Digitale Brieftaschen, Bitcoin-Schürfer und eine sogenannte Blockchain – wer sich erstmals mit Bitcoin beschäftigt, ist ob der vielen Fremdwörter irritiert. Das Wesentliche ist aber schnell erklärt: Bitcoin ist eine dezentrale Währung (BTC). Das heißt, sie hat weder einen festgelegten Währungsraum – wie die Währungsunion beim Euro – noch wird sie von einer zentralen Institution wie der Europäischen Zentralbank reguliert. Damit das funktioniert, verfügt die Währung über einige Besonderheiten, darunter das Bitcoin-Halving.

Das Bitcoin-Protokoll: digital, dezentral, deflationär
Im Kern besteht Bitcoin aus einem digitalen Protokoll, einer Art Verfassung mit fortlaufendem Konto. Seit dem Start 2008 speichert dieses Protokoll alle relevanten Informationen und verschlüsselt sie in einer Blockchain: Daten, die die Nutzer betreffen, also Kontostände oder Transaktionen, ebenso wie Informationen, die definieren, wie die Währung geldpolitisch funktioniert.
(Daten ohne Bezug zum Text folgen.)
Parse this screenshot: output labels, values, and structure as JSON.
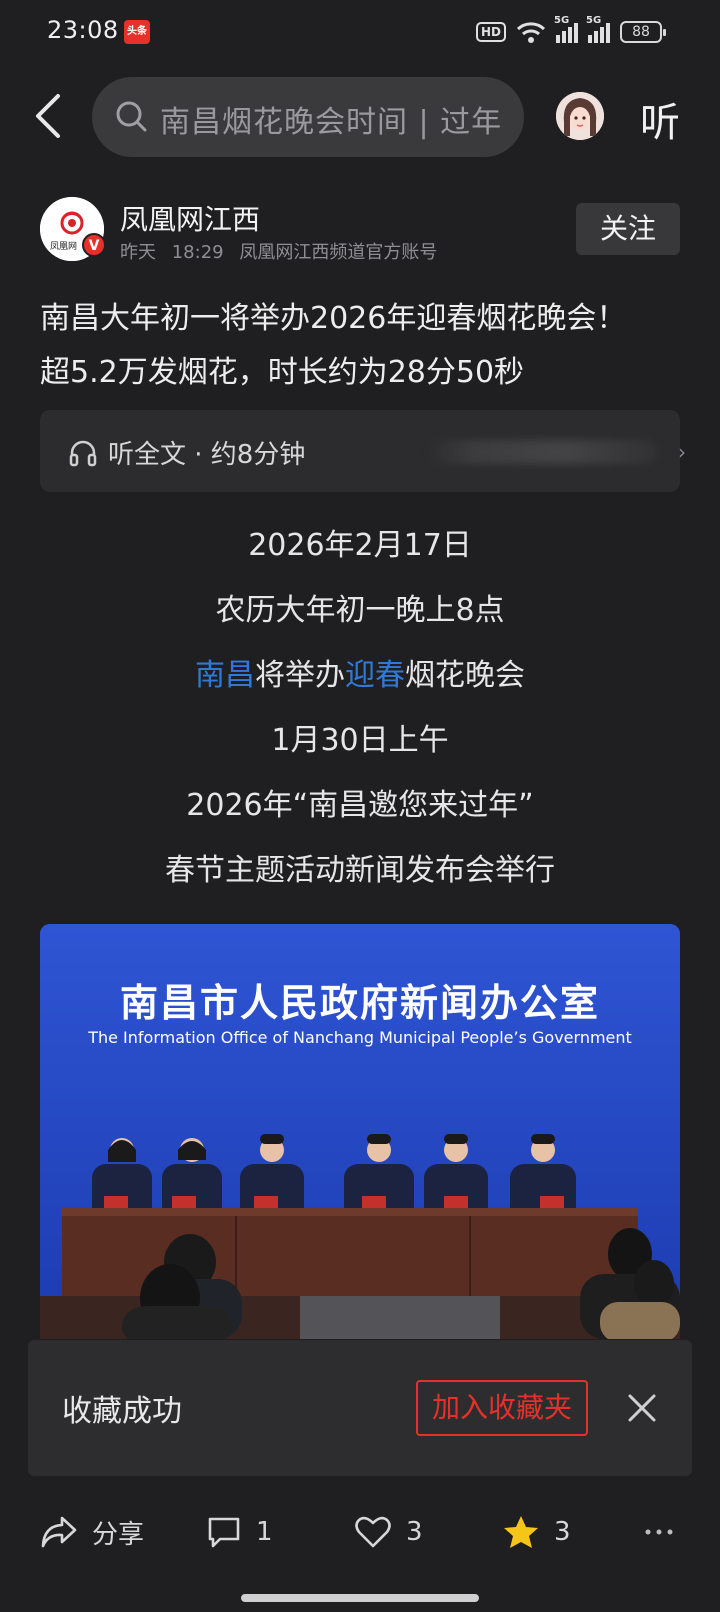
{
  "status_bar": {
    "time": "23:08",
    "app_badge": "头条",
    "hd": "HD",
    "signal1": "5G",
    "signal2": "5G",
    "battery": "88"
  },
  "search": {
    "placeholder": "南昌烟花晚会时间 | 过年"
  },
  "nav": {
    "listen_label": "听"
  },
  "author": {
    "name": "凤凰网江西",
    "logo_text": "凤凰网",
    "verified": "V",
    "date": "昨天",
    "time": "18:29",
    "description": "凤凰网江西频道官方账号",
    "follow_label": "关注"
  },
  "article": {
    "title_line1": "南昌大年初一将举办2026年迎春烟花晚会！",
    "title_line2": "超5.2万发烟花，时长约为28分50秒"
  },
  "listen_bar": {
    "label": "听全文 · 约8分钟"
  },
  "body": {
    "line1": "2026年2月17日",
    "line2": "农历大年初一晚上8点",
    "line3_hl1": "南昌",
    "line3_mid": "将举办",
    "line3_hl2": "迎春",
    "line3_end": "烟花晚会",
    "line4": "1月30日上午",
    "line5": "2026年“南昌邀您来过年”",
    "line6": "春节主题活动新闻发布会举行"
  },
  "photo": {
    "title": "南昌市人民政府新闻办公室",
    "subtitle": "The Information Office of Nanchang Municipal People’s Government"
  },
  "toast": {
    "message": "收藏成功",
    "add_label": "加入收藏夹"
  },
  "bottom_bar": {
    "share_label": "分享",
    "comment_count": "1",
    "like_count": "3",
    "favorite_count": "3"
  },
  "colors": {
    "accent": "#2f7ad9",
    "brand_red": "#e8302a",
    "favorite_yellow": "#f5c518",
    "background": "#1f1f21"
  }
}
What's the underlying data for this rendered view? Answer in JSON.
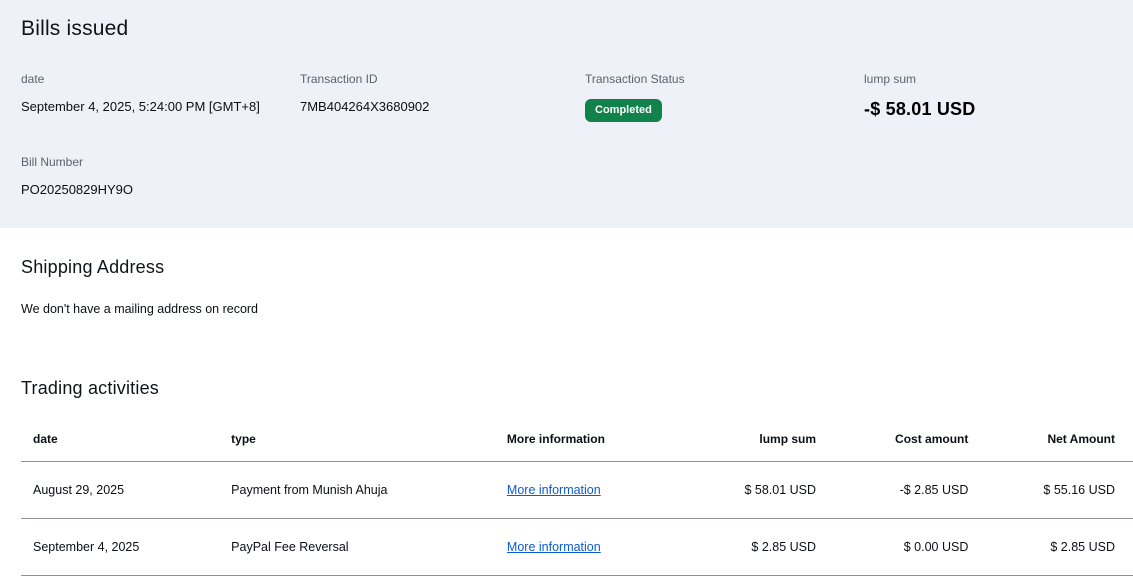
{
  "page": {
    "title": "Bills issued"
  },
  "summary": {
    "date_label": "date",
    "date_value": "September 4, 2025, 5:24:00 PM [GMT+8]",
    "transaction_id_label": "Transaction ID",
    "transaction_id_value": "7MB404264X3680902",
    "status_label": "Transaction Status",
    "status_value": "Completed",
    "lump_sum_label": "lump sum",
    "lump_sum_value": "-$ 58.01 USD",
    "bill_number_label": "Bill Number",
    "bill_number_value": "PO20250829HY9O"
  },
  "shipping": {
    "heading": "Shipping Address",
    "message": "We don't have a mailing address on record"
  },
  "trading": {
    "heading": "Trading activities",
    "columns": {
      "date": "date",
      "type": "type",
      "more_info": "More information",
      "lump_sum": "lump sum",
      "cost_amount": "Cost amount",
      "net_amount": "Net Amount"
    },
    "rows": [
      {
        "date": "August 29, 2025",
        "type": "Payment from Munish Ahuja",
        "more_info": "More information",
        "lump_sum": "$ 58.01 USD",
        "cost_amount": "-$ 2.85 USD",
        "net_amount": "$ 55.16 USD"
      },
      {
        "date": "September 4, 2025",
        "type": "PayPal Fee Reversal",
        "more_info": "More information",
        "lump_sum": "$ 2.85 USD",
        "cost_amount": "$ 0.00 USD",
        "net_amount": "$ 2.85 USD"
      }
    ]
  },
  "colors": {
    "header_band_bg": "#eef1f8",
    "status_badge_bg": "#12824c",
    "link_blue": "#0b5bd3",
    "divider_gray": "#8f9296"
  }
}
Während solche Angaben normalerweise von einer Bank verwaltet werden, übernimmt diese Aufgabe bei Bitcoin ein Netzwerk. Dieses besteht aus sogenannten Minern, den Betreibern von Rechenzentren, die die benötigte Rechenleistung für die Verwaltung bereitstellen. Sie haben auf ihren Computern das Bitcoin-Protokoll gespeichert und stimmen es ständig untereinander ab. Möchte ein Bitcoin-Besitzer eine Transaktion tätigen, wird die damit verbundene Arbeit den Minern als Job angeboten. Um die Transaktion zu validieren, nimmt ein Miner die Information auf und schreibt sie über das Netzwerk in die Protokolle auf den anderen Rechnern. Was die Mehrheit der Protokolle bestätigt, gilt innerhalb des Netzwerks als gültige Tatsache. Die Größe des Netzwerks schützt vor Manipulationen, sodass eine zentrale Validierung überflüssig wird.
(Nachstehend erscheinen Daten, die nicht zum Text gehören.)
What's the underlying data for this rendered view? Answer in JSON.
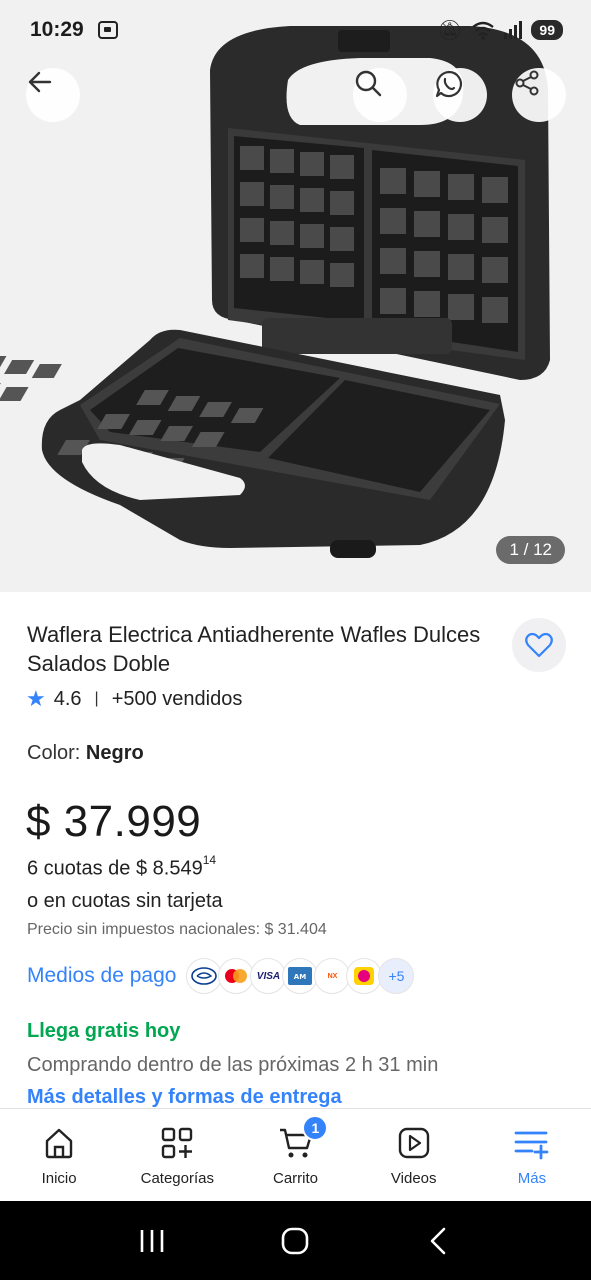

Da dieser Vorgang eine große Menge an Rechenleistung beansprucht, werden die Miner für ihre Arbeit entlohnt – und zwar in Form von neu geschöpften Bitcoins. Der Lohn, auch Reward genannt, halbiert sich dabei alle 210.000 berechneten Einheiten (Blocks): Das Halving. Angefangen hat Bitcoin mit einem Lohn von 50 BTC pro Block, heute sind es 12,5 BTC. Im Mai, wenn das dritte Halving ansteht, werden es nur noch 6,25 BTC sein. Dadurch dass die Miner neugeschöpftes Geld als Entlohnung bekommen, steigt die Bitcoin-Gesamtmenge im Laufe der Zeit an. Der Zuwachs ist aufgrund der Halvings jedoch rückläufig, genauer gesagt exponentiell fallend, wodurch die Gesamt-Geldmenge begrenzt ist: Bei exakt 20.999.999 Bitcoins ist Schluss. Im Moment sind circa 18 Millionen Bitcoins im Umlauf (Stand: März 2020).

Bitcoin nicht als Zahlungsmittel geeignet
Ein Mechanismus, der bei einer stabilen Nachfrage zu einer effektiven Verknappung und damit zu einem Anstieg des Bitcoin-Kurs führt. Einige Experten sprechen deshalb von einer anti-inflationären und stabilisierenden Wirkung der Halvings. Doch Blockchain-Experte Christopher Weßels von der Fiducia & GAD steht dieser Einschätzung kritisch gegenüber: „Die Begrenzung soll eine willkürliche Geldpolitik verhindern und dadurch die Währung stabilisieren und zu einem geeigneten Zahlungsmittel machen. Doch momentan ist die Situation eine andere: Trader halten den Bitcoin-Kurs volatil, sodass sich die Währung kaum als Zahlungsmittel eignet. Das könnte sich allerdings ändern, wenn die Mining-Belohnungen durch Transaktionsgebühren ersetzt werden. Dann verursacht jede Transaktion Kosten, was bei Tradern dazu führen könnte, dass sie den Wertpapierhandel mit Bitcoin runterfahren.“
Die Begrenzung soll eine willkürliche Geldpolitik verhindern und dadurch die Währung stabilisieren und zu einem geeigneten Zahlungsmittel machen.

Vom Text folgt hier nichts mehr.